Cysts are usually small, appear in limited numbers, and most often cause no serious problems. A very small percent of individuals with TSC develop large numbers of cysts during childhood, which may lead to hypertension, proteinuria and kidney failure.

Angiomyolipomas

Angiomyolipomas are the most common kidney lesions in TSC and can be found in people without TSC. Angiomyolipomas caused by TSC are usually found in both kidneys and in most cases do not produce symptoms. However, they can sometimes grow so large that they cause pain or kidney failure. Bleeding from angiomyolipomas may also occur, causing both pain and weakness and, in some instances, severe blood loss resulting in profound anemia and a life-threatening drop in blood pressure, warranting urgent medical attention.
 

Other rare kidney problems include renal cell carcinoma, developing from an angiomyolipoma, and oncocytomas, benign tumors unique to individuals with TSC.


DIAGNOSIS

Physical examination and medical history

Clinical features of TSC may be identified during a routine examination.

Imaging studies

CT scans or MRIs may be used to detect the presence of renal angiomyolipomas and other organ involvement.

Genetic testing

Identifying mutations in the TSC1 or TSC2 genes confirms the diagnosis.


TREATMENT

Treatment plans for TSC should be individualized based on the specific symptoms and complications experienced by each patient. Regular follow-up with a team of specialists, including neurologists, dermatologists, nephrologists, and other relevant specialists, is essential to provide comprehensive care and monitor the progression of the disease. Early intervention and ongoing management can help improve the overall quality of life for individuals with TSC. Treatment is tailored to address specific organ involvement and complications.

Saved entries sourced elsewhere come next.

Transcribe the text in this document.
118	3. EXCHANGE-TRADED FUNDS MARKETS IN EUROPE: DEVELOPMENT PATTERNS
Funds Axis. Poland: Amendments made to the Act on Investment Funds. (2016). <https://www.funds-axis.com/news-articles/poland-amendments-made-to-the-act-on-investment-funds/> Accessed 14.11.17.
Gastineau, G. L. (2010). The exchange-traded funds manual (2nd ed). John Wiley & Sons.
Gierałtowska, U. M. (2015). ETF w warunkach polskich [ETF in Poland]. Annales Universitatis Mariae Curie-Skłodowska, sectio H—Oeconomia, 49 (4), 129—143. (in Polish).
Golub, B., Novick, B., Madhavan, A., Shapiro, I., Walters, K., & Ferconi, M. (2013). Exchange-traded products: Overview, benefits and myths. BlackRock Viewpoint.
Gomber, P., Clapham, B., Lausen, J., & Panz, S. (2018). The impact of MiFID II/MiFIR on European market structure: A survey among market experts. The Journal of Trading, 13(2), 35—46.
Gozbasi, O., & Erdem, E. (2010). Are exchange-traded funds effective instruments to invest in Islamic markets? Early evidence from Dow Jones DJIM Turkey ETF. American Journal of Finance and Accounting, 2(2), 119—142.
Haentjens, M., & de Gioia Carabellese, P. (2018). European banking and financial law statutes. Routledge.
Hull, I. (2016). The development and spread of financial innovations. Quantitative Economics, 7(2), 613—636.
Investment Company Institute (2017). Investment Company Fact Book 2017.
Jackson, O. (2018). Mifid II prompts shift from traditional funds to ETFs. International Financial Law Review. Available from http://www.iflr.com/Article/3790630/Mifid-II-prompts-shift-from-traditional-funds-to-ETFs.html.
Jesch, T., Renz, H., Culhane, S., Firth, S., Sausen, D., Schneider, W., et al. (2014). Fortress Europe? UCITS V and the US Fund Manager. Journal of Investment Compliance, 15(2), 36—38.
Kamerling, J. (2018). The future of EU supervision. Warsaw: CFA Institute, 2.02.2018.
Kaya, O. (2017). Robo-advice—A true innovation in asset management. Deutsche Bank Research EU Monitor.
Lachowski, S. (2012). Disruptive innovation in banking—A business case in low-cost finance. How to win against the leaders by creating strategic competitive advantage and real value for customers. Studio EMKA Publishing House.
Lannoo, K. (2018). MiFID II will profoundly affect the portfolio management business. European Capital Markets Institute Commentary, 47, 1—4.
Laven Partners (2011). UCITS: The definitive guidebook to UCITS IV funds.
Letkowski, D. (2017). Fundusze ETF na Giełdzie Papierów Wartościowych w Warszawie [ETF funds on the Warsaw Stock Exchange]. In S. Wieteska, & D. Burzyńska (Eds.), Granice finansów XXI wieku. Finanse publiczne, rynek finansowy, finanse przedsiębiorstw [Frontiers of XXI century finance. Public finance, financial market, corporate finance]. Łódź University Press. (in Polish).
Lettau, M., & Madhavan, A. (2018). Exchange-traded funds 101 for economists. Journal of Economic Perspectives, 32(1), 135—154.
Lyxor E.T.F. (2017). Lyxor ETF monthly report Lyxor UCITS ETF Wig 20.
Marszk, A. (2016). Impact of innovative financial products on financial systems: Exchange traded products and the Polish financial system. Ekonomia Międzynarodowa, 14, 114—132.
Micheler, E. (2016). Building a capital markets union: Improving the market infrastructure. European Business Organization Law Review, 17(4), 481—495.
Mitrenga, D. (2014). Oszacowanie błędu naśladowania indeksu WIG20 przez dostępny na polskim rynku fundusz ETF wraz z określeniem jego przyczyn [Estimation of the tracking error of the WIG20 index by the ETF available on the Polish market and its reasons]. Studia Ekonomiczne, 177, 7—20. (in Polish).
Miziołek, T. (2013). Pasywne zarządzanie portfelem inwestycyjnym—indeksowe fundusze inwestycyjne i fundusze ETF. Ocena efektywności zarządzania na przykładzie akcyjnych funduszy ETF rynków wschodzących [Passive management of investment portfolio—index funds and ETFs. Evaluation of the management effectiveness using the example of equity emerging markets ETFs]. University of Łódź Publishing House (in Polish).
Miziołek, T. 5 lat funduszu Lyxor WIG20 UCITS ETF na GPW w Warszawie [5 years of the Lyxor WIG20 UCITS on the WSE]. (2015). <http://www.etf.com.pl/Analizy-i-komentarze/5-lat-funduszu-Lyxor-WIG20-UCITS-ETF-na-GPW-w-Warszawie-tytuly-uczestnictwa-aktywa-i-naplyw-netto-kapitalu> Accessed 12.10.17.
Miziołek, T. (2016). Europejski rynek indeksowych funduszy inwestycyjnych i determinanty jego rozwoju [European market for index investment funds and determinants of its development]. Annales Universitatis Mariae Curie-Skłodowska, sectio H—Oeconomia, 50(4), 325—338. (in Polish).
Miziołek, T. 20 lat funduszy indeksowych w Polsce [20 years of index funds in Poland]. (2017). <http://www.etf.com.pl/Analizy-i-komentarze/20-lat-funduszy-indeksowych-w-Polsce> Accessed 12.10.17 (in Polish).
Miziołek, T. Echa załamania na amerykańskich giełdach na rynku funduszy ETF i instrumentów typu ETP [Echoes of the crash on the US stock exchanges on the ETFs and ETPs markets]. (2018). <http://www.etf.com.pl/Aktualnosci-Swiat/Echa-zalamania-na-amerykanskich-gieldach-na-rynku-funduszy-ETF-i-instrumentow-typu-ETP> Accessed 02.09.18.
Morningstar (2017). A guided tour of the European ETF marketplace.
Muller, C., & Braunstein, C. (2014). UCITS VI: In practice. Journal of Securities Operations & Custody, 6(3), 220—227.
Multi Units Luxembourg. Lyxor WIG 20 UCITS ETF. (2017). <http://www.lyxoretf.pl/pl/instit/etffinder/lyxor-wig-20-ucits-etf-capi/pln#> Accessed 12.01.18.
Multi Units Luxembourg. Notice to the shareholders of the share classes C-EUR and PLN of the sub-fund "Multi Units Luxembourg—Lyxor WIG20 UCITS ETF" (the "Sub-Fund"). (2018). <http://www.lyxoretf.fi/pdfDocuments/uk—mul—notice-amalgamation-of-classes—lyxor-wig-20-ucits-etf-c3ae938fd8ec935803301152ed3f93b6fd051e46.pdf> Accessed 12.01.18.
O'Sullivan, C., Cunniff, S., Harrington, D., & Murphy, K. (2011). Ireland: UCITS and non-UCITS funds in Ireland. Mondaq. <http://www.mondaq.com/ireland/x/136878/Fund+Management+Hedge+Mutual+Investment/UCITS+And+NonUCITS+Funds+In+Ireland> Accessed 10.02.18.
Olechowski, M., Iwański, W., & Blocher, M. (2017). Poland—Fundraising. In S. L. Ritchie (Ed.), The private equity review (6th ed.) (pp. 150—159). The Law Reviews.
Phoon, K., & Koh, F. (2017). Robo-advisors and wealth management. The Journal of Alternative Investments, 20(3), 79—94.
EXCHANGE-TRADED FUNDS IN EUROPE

Mammalian Target of Rapamycin (mTOR) Inhibitors: 

Drugs like everolimus and sirolimus, which are mTOR inhibitors, have been approved for the treatment of specific TSC-related complications, such as kidney angiomyolipomas (AMLs) and brain subependymal giant cell astrocytomas (SEGA). These medications can help shrink or stabilize tumors.

Seizure Management: 

TSC is often associated with epilepsy, and seizure management is a crucial aspect of treatment. Medications and, in some cases, epilepsy surgery or vagus nerve stimulation (VNS) may be recommended.

Behavioral and Developmental Support: 

For children with TSC who experience developmental delays or behavioral issues, early intervention services, including speech therapy, occupational therapy, and behavioral therapy, can be beneficial.

Dermatological Treatment:

Skin lesions, including facial angiofibromas and hypomelanotic macules, can be treated with laser therapy or topical medications.

Surgery:  

Regular monitoring of kidney function and imaging to assess the size and growth of kidney tumors (angiomyolipomas) is important. In some cases, embolization or surgery may be necessary to manage large or symptomatic AMLs.

Cardiac Evaluations:

Regular cardiac evaluations may be recommended to monitor for the presence of cardiac rhabdomyomas or other cardiac issues.

Pulmonary Function Testing:

Individuals with TSC may develop lung involvement, including lymphangioleiomyomatosis (LAM). Pulmonary function testing may be necessary to monitor lung function.

Ophthalmology Evaluation:

TSC can affect the eyes, and regular ophthalmologic evaluations may be needed to check for issues such as retinal hamartomas.

Genetic Counseling:

Individuals with TSC and their families may benefit from genetic counseling to understand the genetic basis of the condition and the potential risk of passing it on to future generations.

Psychosocial Support: 

Living with a chronic condition like TSC can be challenging, and individuals and families may benefit from counseling and support groups to address the emotional and psychosocial aspects of the condition.